Google Ain’t So Hot
05/18/2011 11:00 am EST
Management’s self-righteous iconoclasm may make Google look good in the media, but it’s time for the Internet search giant to put up the numbers or shut up, says Jon Markman of Trader’s Advantage in this exclusive interview with MoneyShow.com.
Jon, Google is one of the hottest companies out there, doing really, really well—but the stock is off significantly recently. Is it a good time to get in?
Well, it's funny you should say it's one of the hottest companies out there. I don't think it's so hot at all. It creates a lot of buzz for itself, but as far as making money for shareholders—which is the job of a company—it really hasn't been doing very well at all.
And it hasn't been investing very well in its future. Google created the Android operating system for hand-held devices and gives it away for free, which is nice if it was a nonprofit...but it really has not figured out how to monetize its really very nice operating system for mobiles.
What they say is that their Android system is the best for accepting ads on the mobile Internet, which is true, but it hasn't really worked out that way. They may have a lot of growth in hand-held devices, but they're not translating it into money for shareholders.
So why is it that they're not translating it into money for shareholders? What are they not doing?
You know, I think that it's a company that is run by scientists, which is always a problem. Everything looks to them like a science experiment.
They're kind of do-gooders, which is nice if you're investing in a nonprofit, but they talk a lot about doing research for research’s sake, and that's not the reason that people give money to a company. They invest in a company so that it will grow.

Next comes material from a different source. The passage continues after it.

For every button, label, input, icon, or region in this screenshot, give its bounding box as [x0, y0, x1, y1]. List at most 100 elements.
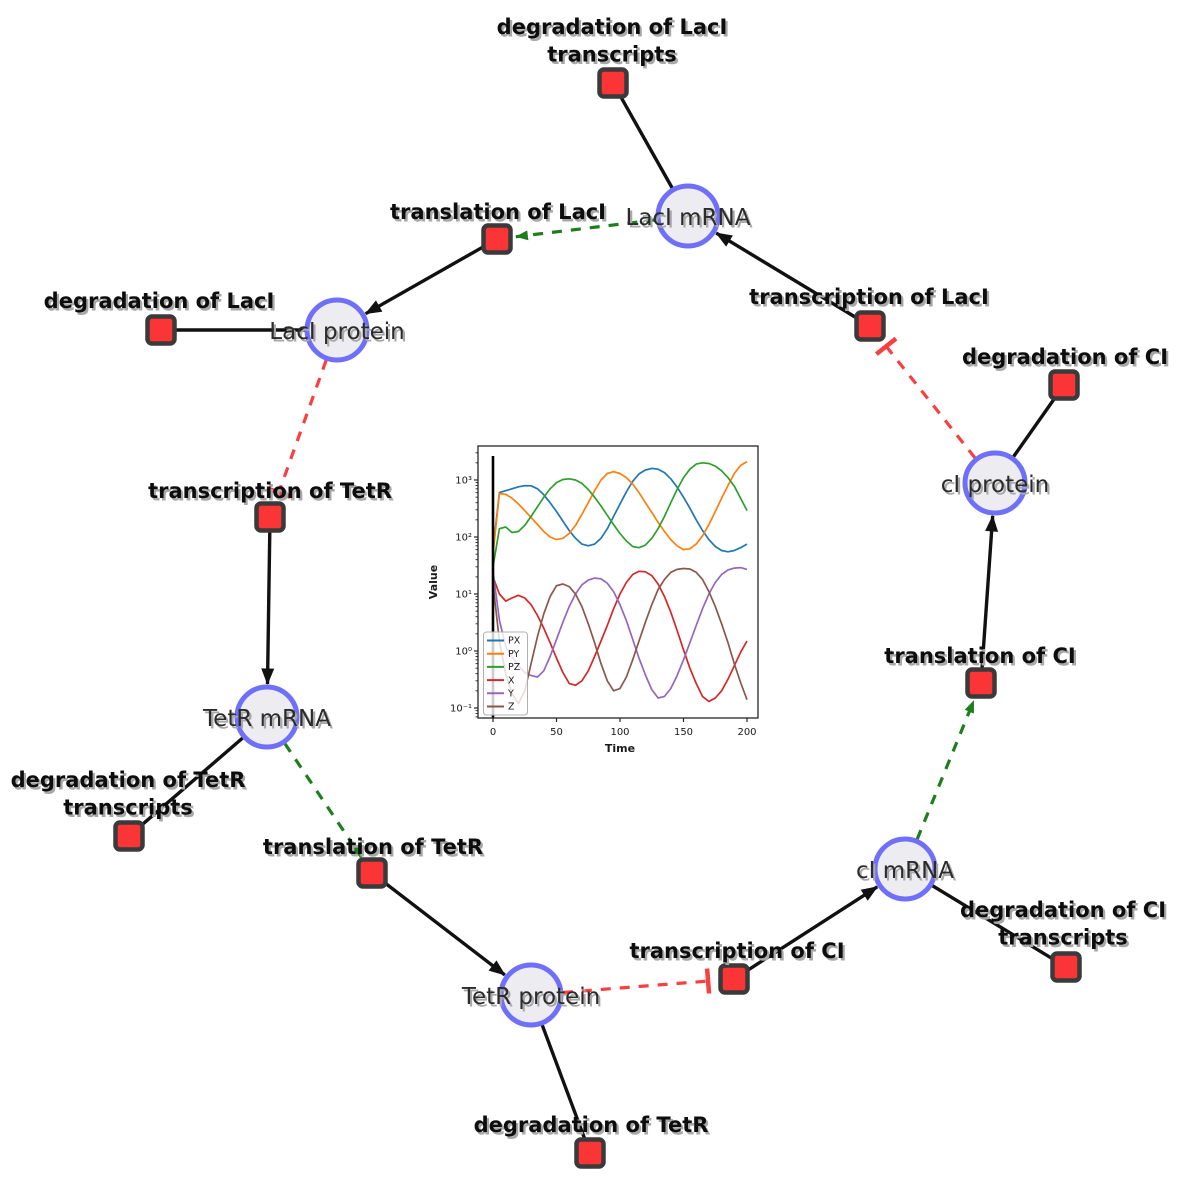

Furthermore, the management has been very standoffish toward investors. The new CEO was expected to give a speech to say something about his new tenureship (after taking over from Eric Schmidt) at the last conference call. He got on the call for about 30 seconds, said goodbye, and was off.
They're not really meshing well with Wall Street, and that may make them feel good and it may make them feel as if they're contributing to the world. But, they're not really doing it for shareholders.
You know there's always a lot of talk about Founder's Syndrome, and when they step down or they get too close to their company, you bring in someone like Eric Schmidt. That Eric Schmidt left that position of CEO and Page is back, do you think that that may be part of the problem over there?
Well, you know some founders do incredibly well with their companies. Steve Jobs is a great example with Apple, or Ellison with Oracle. Even Bill Gates with Microsoft. But some founders are just not capable of running a very large company, and I am afraid that Page may be one of them.
Is it because they're too close to it, do you think, or is it just not in their experience?
It may not be in their mental makeup to take the money that's been given to them, trusted with them, by shareholders and use it in a profitable way.
So you would not be a buyer of shares of Google, right now?
I love Google's products. I use a lot of them, but I would not buy the stock at the current price.